The prestigious Tokyo Art University is recognized as the most difficult art university to be admitted to in Japan, its glittering alumni essentially comprise the modern art history of Japan since the Meiji Period. Maeda graduated from this university and won the Ataka Prize. The artist’s early figurative works are quiet and implicit, the simple colors have the slightest changes, the glimmer of time is attached to the depicted still life, and the sight is kept in an eternal moment for a long time. In recent years, Maeda has renewed his focus on abstraction, a style of painting that he had always wished to paint, inspired by the simplicity of the Mono-ha movement and the pine trees of the legendary Medieval Japanese painter Hasegawa Tohaku. His brushstrokes reveal a tension in the void, which contains hidden unknowns, as if it is the sensibility honed in the cold and windy winter, serenity and gracefulness. Maeda tries to capture the superposition between “visible and invisible” in the image. The elements of life and death, pain and happiness are juxtaposed, once forgotten, the audience can enter another realm of transcendence, tranquility, and power.
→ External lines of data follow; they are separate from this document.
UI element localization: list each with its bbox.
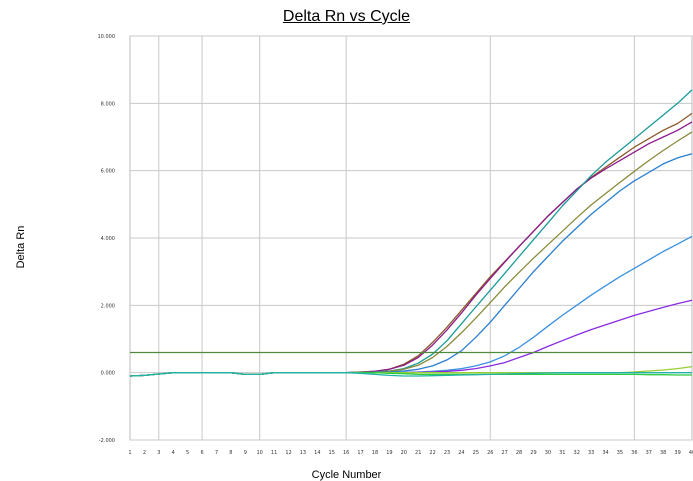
x-tick-labels: 1 2 3 4 5 6 7 8 9 10 11 12 13 14 15 16 17 18 19 20 21 22 23 24 2… — [128, 450, 693, 456]
x-tick-label: 23 — [444, 450, 450, 456]
x-tick-label: 1 — [128, 450, 131, 456]
y-tick-label: 0.000 — [101, 371, 115, 377]
x-tick-label: 33 — [588, 450, 594, 456]
x-tick-label: 6 — [200, 450, 203, 456]
series-line — [129, 89, 693, 377]
x-tick-label: 12 — [285, 450, 291, 456]
x-tick-label: 8 — [229, 450, 232, 456]
x-tick-label: 26 — [487, 450, 493, 456]
x-tick-label: 39 — [674, 450, 680, 456]
x-tick-label: 7 — [215, 450, 218, 456]
y-tick-label: 6.000 — [101, 169, 115, 175]
x-tick-label: 20 — [401, 450, 407, 456]
x-tick-label: 18 — [372, 450, 378, 456]
x-tick-label: 37 — [646, 450, 652, 456]
x-tick-label: 19 — [386, 450, 392, 456]
series-line — [129, 372, 692, 377]
series-line — [129, 153, 693, 377]
x-tick-label: 35 — [617, 450, 623, 456]
y-tick-label: -2.000 — [99, 438, 115, 444]
x-tick-label: 22 — [429, 450, 435, 456]
x-tick-label: 34 — [602, 450, 608, 456]
x-tick-label: 25 — [473, 450, 479, 456]
series-line — [129, 299, 693, 377]
chart-title: Delta Rn vs Cycle — [282, 8, 411, 25]
x-tick-label: 14 — [314, 450, 320, 456]
x-tick-label: 17 — [357, 450, 363, 456]
y-tick-label: 10.000 — [98, 34, 116, 40]
x-axis-label: Cycle Number — [311, 469, 382, 481]
x-tick-label: 13 — [300, 450, 306, 456]
x-tick-label: 15 — [329, 450, 335, 456]
x-tick-label: 24 — [458, 450, 464, 456]
series-line — [129, 112, 693, 377]
x-tick-label: 28 — [516, 450, 522, 456]
series-lines — [129, 89, 693, 377]
x-tick-label: 27 — [501, 450, 507, 456]
x-tick-label: 21 — [415, 450, 421, 456]
x-tick-label: 11 — [271, 450, 277, 456]
x-tick-label: 5 — [186, 450, 189, 456]
y-tick-label: 4.000 — [101, 236, 115, 242]
y-tick-label: 8.000 — [101, 101, 115, 107]
x-tick-label: 40 — [689, 450, 693, 456]
series-line — [129, 131, 693, 377]
x-tick-label: 29 — [530, 450, 536, 456]
x-tick-label: 32 — [574, 450, 580, 456]
grid-lines — [129, 35, 693, 441]
x-tick-label: 38 — [660, 450, 666, 456]
series-line — [129, 235, 693, 377]
y-tick-label: 2.000 — [101, 303, 115, 309]
x-tick-label: 10 — [257, 450, 263, 456]
x-tick-label: 30 — [545, 450, 551, 456]
x-tick-label: 2 — [143, 450, 146, 456]
x-tick-label: 16 — [343, 450, 349, 456]
x-tick-label: 36 — [631, 450, 637, 456]
x-tick-label: 9 — [244, 450, 247, 456]
x-tick-label: 3 — [157, 450, 160, 456]
x-tick-label: 31 — [559, 450, 565, 456]
x-tick-label: 4 — [172, 450, 175, 456]
y-tick-labels: 10.000 8.000 6.000 4.000 2.000 0.000 -2.000 — [98, 34, 116, 444]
Maeda has won many awards, including the Ataka Prize of the Tokyo University of the Arts, the Fuirann Award for Best Artwork, and the second prize of the Chicago International Art Competition. His works have been exhibited at major international art fairs and successfully auctioned at Sotheby’s in Hong Kong. His works were collected by institutions such as Ryumon Temple Collection in Tokyo, Tokyo University of the Arts.